En el 2018, Nicaragua no vivió una protesta, vivió un intento de golpe de Estado. Y entre los protagonistas más siniestros de esa traición no estuvieron solo los jerarcas eclesiásticos vendidos, las ONG desfinanciadas, los empresarios corruptos y los políticos podridos. No. También estuvieron ellos: los periodistas. Esos que se autonombraban “independientes”, pero que en realidad eran mercenarios del teclado, asalariados del odio, títeres pagados por agencias estadounidenses.
Durante años fingieron ser la voz del pueblo, cuando en realidad respondían al guión redactado en embajadas extranjeras. Se hacían los mártires de la libertad de expresión, pero eran los primeros en mentir, tergiversar, manipular y desinformar con absoluta malicia. Se dedicaron a intoxicar la conciencia del pueblo, a alentar la violencia, a incendiar las redes sociales con llamados al caos. Eran periodistas en el nombre, pero en la práctica eran operadores políticos disfrazados.
Desde las páginas web y micrófonos financiados por USAID y la NED, estos personajes se convirtieron en voceros directos del golpe. Utilizaron cada titular como proyectil, cada artículo como un ataque, cada entrevista como un panfleto de guerra. Convirtieron la información en arma y el periodismo en traición. Muchos de ellos ya venían cobrando su traición con años de anticipación. No eran espontáneos: eran soldados infiltrados.

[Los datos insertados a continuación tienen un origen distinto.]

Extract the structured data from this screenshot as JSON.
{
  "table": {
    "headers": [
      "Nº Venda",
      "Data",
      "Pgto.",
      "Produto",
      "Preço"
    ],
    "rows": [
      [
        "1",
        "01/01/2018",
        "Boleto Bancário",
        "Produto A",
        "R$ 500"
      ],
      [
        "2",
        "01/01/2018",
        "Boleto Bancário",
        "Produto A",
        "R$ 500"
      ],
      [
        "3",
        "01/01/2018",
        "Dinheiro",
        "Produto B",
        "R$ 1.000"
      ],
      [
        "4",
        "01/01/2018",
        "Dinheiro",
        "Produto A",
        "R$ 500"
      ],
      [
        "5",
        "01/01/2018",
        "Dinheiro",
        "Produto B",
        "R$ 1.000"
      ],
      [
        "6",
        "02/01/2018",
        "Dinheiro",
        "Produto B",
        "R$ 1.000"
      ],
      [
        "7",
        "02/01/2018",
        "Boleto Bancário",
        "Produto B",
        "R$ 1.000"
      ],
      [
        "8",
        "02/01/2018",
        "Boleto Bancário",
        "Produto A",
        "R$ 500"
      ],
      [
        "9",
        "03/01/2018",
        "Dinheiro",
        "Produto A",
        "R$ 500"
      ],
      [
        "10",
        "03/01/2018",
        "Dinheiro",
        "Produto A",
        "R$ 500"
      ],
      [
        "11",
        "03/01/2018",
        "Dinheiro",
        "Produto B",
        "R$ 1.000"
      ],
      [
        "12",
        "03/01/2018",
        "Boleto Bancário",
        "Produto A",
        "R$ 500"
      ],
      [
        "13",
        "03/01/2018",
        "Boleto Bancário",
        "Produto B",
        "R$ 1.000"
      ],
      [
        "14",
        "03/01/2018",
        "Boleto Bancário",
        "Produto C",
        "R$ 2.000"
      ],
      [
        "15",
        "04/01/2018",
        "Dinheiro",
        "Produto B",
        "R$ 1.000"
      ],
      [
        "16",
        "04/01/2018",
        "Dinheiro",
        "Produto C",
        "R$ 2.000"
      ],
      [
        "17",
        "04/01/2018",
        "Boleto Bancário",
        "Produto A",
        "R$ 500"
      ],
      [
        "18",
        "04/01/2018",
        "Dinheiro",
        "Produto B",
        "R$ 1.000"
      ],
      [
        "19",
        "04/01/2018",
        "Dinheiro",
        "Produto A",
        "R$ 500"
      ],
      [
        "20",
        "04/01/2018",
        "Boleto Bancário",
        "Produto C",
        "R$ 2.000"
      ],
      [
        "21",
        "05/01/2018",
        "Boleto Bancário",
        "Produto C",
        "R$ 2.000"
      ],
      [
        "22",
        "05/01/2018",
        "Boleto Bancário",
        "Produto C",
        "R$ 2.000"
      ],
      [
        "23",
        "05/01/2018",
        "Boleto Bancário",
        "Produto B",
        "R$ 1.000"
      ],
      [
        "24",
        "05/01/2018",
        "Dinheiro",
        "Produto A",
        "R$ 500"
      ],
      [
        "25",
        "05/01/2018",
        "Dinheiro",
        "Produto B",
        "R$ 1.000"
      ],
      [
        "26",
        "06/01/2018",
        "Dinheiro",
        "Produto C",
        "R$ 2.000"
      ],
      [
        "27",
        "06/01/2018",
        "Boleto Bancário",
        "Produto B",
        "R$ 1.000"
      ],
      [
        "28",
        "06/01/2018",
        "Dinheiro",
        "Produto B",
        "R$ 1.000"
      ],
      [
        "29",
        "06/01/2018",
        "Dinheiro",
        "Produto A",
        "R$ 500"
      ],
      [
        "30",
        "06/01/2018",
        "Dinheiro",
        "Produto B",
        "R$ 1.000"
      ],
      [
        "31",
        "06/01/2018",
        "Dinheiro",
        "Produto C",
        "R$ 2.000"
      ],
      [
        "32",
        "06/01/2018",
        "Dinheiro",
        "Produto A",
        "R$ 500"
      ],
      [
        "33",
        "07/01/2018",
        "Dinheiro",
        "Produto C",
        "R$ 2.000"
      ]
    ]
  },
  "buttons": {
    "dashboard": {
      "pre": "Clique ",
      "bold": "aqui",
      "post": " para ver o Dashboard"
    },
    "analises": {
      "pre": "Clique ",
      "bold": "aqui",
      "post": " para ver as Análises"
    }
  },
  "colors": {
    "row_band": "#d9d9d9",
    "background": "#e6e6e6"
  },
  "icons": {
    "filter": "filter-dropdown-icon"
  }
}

Por su culpa, por sus llamados al odio, por su complicidad directa con los crímenes del 2018, murieron policías, trabajadores estatales, ciudadanos que defendían la paz. Por culpa de ellos, la economía sufrió, la estabilidad tambaleó y se intentó frenar el progreso del pueblo. Y lo hicieron sabiendo lo que hacían. Con premeditación. Con odio. Con ambición. Porque en su corazón no había ética ni patria. Solo había hambre de poder y sed por los dólares gringos.
Hoy, muchos de esos periodistas ya no están en Nicaragua. Fueron enjuiciados por la justicia, condenados por sus crímenes y posteriormente desterrados por una decisión soberana del Estado nicaragüense. Y están donde siempre quisieron estar: en el norte que los mantuvo. Allá están, pidiendo limosna en fundaciones extranjeras, hablando de “exilio” cuando lo único que tienen es vergüenza. Con la mano izquierda estirada y la lengua sucia por dentro. Son escoria sin país.

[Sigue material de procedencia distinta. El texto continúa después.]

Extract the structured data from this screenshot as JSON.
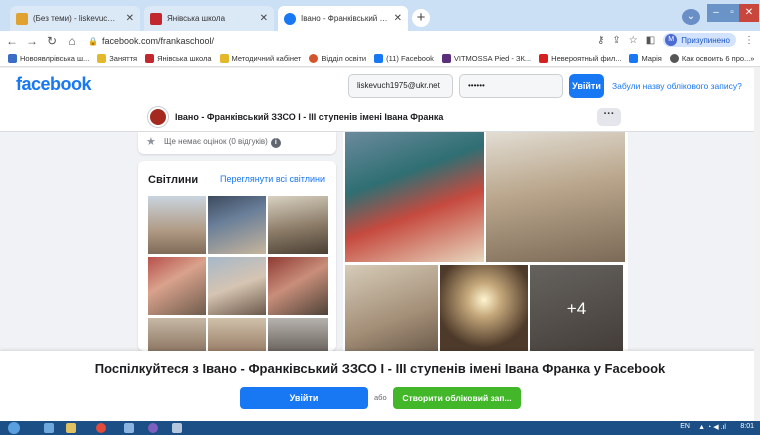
{
  "browser": {
    "tabs": [
      {
        "label": "(Без теми) - liskevuch1975@uk",
        "active": false
      },
      {
        "label": "Янівська школа",
        "active": false
      },
      {
        "label": "Івано - Франківський ЗЗСО І - ІІ",
        "active": true
      }
    ],
    "new_tab": "+",
    "url": "facebook.com/frankaschool/",
    "profile_letter": "M",
    "profile_status": "Призупинено",
    "bookmarks": [
      "Новоявлрівська ш...",
      "Заняття",
      "Янівська школа",
      "Методичний кабінет",
      "Відділ освіти",
      "(11) Facebook",
      "VITMOSSA Pied - ЗК...",
      "Невероятный фил...",
      "Марія",
      "Как освоить 6 про..."
    ],
    "bookmarks_more": "»"
  },
  "fb_header": {
    "logo": "facebook",
    "email_value": "liskevuch1975@ukr.net",
    "password_value": "••••••",
    "login_label": "Увійти",
    "forgot_label": "Забули назву облікового запису?"
  },
  "page": {
    "name": "Івано - Франківський ЗЗСО І - ІІІ ступенів імені Івана Франка",
    "more": "···",
    "rating_text": "Ще немає оцінок (0 відгуків)",
    "rating_info": "i",
    "photos_title": "Світлини",
    "photos_all": "Переглянути всі світлини",
    "more_photos": "+4"
  },
  "overlay": {
    "title": "Поспілкуйтеся з Івано - Франківський ЗЗСО І - ІІІ ступенів імені Івана Франка у Facebook",
    "login_label": "Увійти",
    "or_label": "або",
    "create_label": "Створити обліковий зап..."
  },
  "taskbar": {
    "lang": "EN",
    "time": "8:01"
  }
}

Perdieron porque nunca tuvieron a Dios en su corazón. En su interior no había verdad ni vocación. Solo había odio. Solo había ansias de tumbar un Gobierno legítimo para repartirse entre ellos las migajas del poder. Pensaron que con mentiras se podía doblegar la voluntad del pueblo. Y fue el pueblo el que les pegó una patada en el trasero, les cerró las puertas, y los sepultó en el deshonor.

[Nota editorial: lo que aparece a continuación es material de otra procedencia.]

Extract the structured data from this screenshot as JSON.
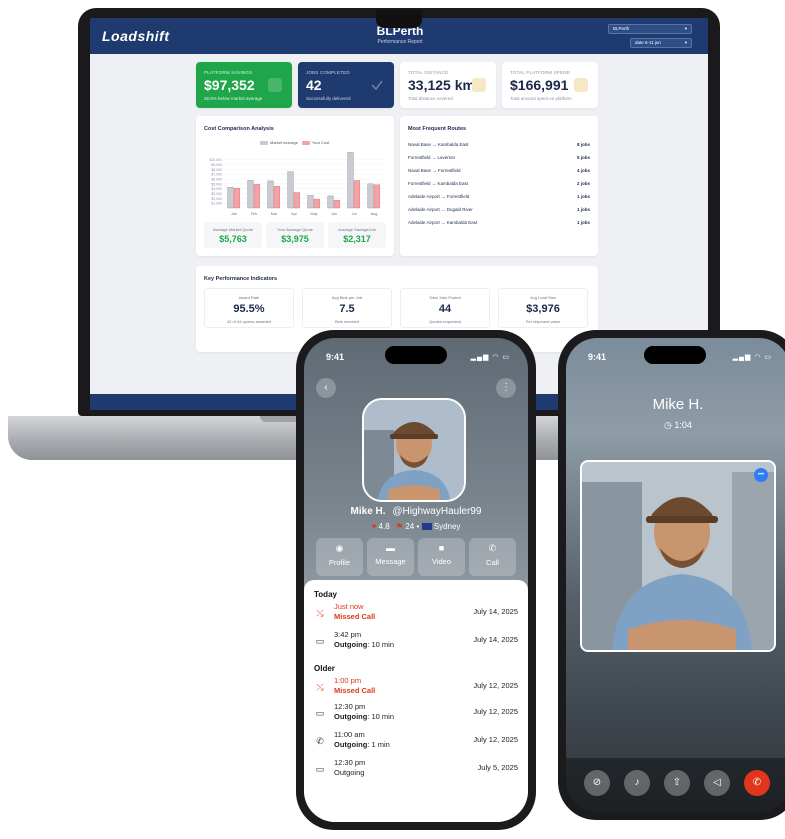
{
  "dashboard": {
    "logo": "Loadshift",
    "title": "BLPerth",
    "subtitle": "Performance Report",
    "account_select": "BLPerth",
    "date_select": "date 6-11 jun",
    "kpis": [
      {
        "label": "PLATFORM SAVINGS",
        "value": "$97,352",
        "sub": "36.8% below market average"
      },
      {
        "label": "JOBS COMPLETED",
        "value": "42",
        "sub": "Successfully delivered"
      },
      {
        "label": "TOTAL DISTANCE",
        "value": "33,125 km",
        "sub": "Total distance covered"
      },
      {
        "label": "TOTAL PLATFORM SPEND",
        "value": "$166,991",
        "sub": "Total amount spent on platform"
      }
    ],
    "cost_section_title": "Cost Comparison Analysis",
    "routes_section_title": "Most Frequent Routes",
    "routes": [
      {
        "route": "Naval Base → Kambalda East",
        "jobs": "8 jobs"
      },
      {
        "route": "Forrestfield → Laverton",
        "jobs": "5 jobs"
      },
      {
        "route": "Naval Base → Forrestfield",
        "jobs": "4 jobs"
      },
      {
        "route": "Forrestfield → Kambalda East",
        "jobs": "2 jobs"
      },
      {
        "route": "Adelaide Airport → Forrestfield",
        "jobs": "1 jobs"
      },
      {
        "route": "Adelaide Airport → Dugald River",
        "jobs": "1 jobs"
      },
      {
        "route": "Adelaide Airport → Kambalda East",
        "jobs": "1 jobs"
      }
    ],
    "cost_summary": [
      {
        "label": "Average Market Quote",
        "value": "$5,763"
      },
      {
        "label": "Your Average Quote",
        "value": "$3,975"
      },
      {
        "label": "Average Savings/Job",
        "value": "$2,317"
      }
    ],
    "kpi_section_title": "Key Performance Indicators",
    "kpi_cards": [
      {
        "label": "Award Rate",
        "value": "95.5%",
        "sub": "42 of 44 quotes awarded"
      },
      {
        "label": "Avg Bids per Job",
        "value": "7.5",
        "sub": "Bids received"
      },
      {
        "label": "Total Jobs Posted",
        "value": "44",
        "sub": "Quotes requested"
      },
      {
        "label": "Avg Load Size",
        "value": "$3,976",
        "sub": "Per shipment value"
      }
    ]
  },
  "chart_data": {
    "type": "bar",
    "categories": [
      "Jan",
      "Feb",
      "Mar",
      "Apr",
      "May",
      "Jun",
      "Jul",
      "Aug"
    ],
    "series": [
      {
        "name": "Market Average",
        "values": [
          4300,
          5700,
          5600,
          7500,
          2600,
          2500,
          11500,
          5000
        ],
        "color": "#c9cbd0"
      },
      {
        "name": "Your Cost",
        "values": [
          4100,
          4900,
          4500,
          3200,
          1800,
          1600,
          5700,
          4800
        ],
        "color": "#f3a3a7"
      }
    ],
    "y_ticks": [
      "$10,000",
      "$9,000",
      "$8,000",
      "$7,000",
      "$6,000",
      "$5,000",
      "$4,000",
      "$3,000",
      "$2,000",
      "$1,000"
    ],
    "ylim": [
      0,
      12000
    ],
    "legend": "top"
  },
  "contact_phone": {
    "time": "9:41",
    "name": "Mike H.",
    "handle": "@HighwayHauler99",
    "rating": "4.8",
    "count": "24",
    "location": "Sydney",
    "actions": [
      {
        "icon": "profile-icon",
        "label": "Profile"
      },
      {
        "icon": "message-icon",
        "label": "Message"
      },
      {
        "icon": "video-icon",
        "label": "Video"
      },
      {
        "icon": "call-icon",
        "label": "Call"
      }
    ],
    "groups": {
      "today": "Today",
      "older": "Older"
    },
    "calls": [
      {
        "time": "Just now",
        "kind": "Missed Call",
        "duration": "",
        "date": "July 14, 2025",
        "missed": true,
        "icon": "missed-call-icon"
      },
      {
        "time": "3:42 pm",
        "kind": "Outgoing",
        "duration": ": 10 min",
        "date": "July 14, 2025",
        "missed": false,
        "icon": "video-call-icon"
      },
      {
        "time": "1:00 pm",
        "kind": "Missed Call",
        "duration": "",
        "date": "July 12, 2025",
        "missed": true,
        "icon": "missed-call-icon"
      },
      {
        "time": "12:30 pm",
        "kind": "Outgoing",
        "duration": ": 10 min",
        "date": "July 12, 2025",
        "missed": false,
        "icon": "video-call-icon"
      },
      {
        "time": "11:00 am",
        "kind": "Outgoing",
        "duration": ": 1 min",
        "date": "July 12, 2025",
        "missed": false,
        "icon": "phone-outgoing-icon"
      },
      {
        "time": "12:30 pm",
        "kind": "Outgoing",
        "duration": "",
        "date": "July 5, 2025",
        "missed": false,
        "icon": "video-call-icon"
      }
    ]
  },
  "call_phone": {
    "time": "9:41",
    "name": "Mike H.",
    "duration": "1:04",
    "controls": [
      "camera-off-icon",
      "microphone-icon",
      "share-screen-icon",
      "speaker-icon",
      "end-call-icon"
    ]
  }
}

Cobardes, ratas, traidores, infames, arrastrados, hipócritas, indeseables, oportunistas, farsantes, vendidos, inmorales, parásitos, ruines, serviles, ignorantes, cínicos, burdos, viles, despreciables. Eso son. Y así serán recordados. No volverán jamás, porque el pueblo de Nicaragua los enterró en la fosa común de los miserables. Y allí se quedarán. Para siempre.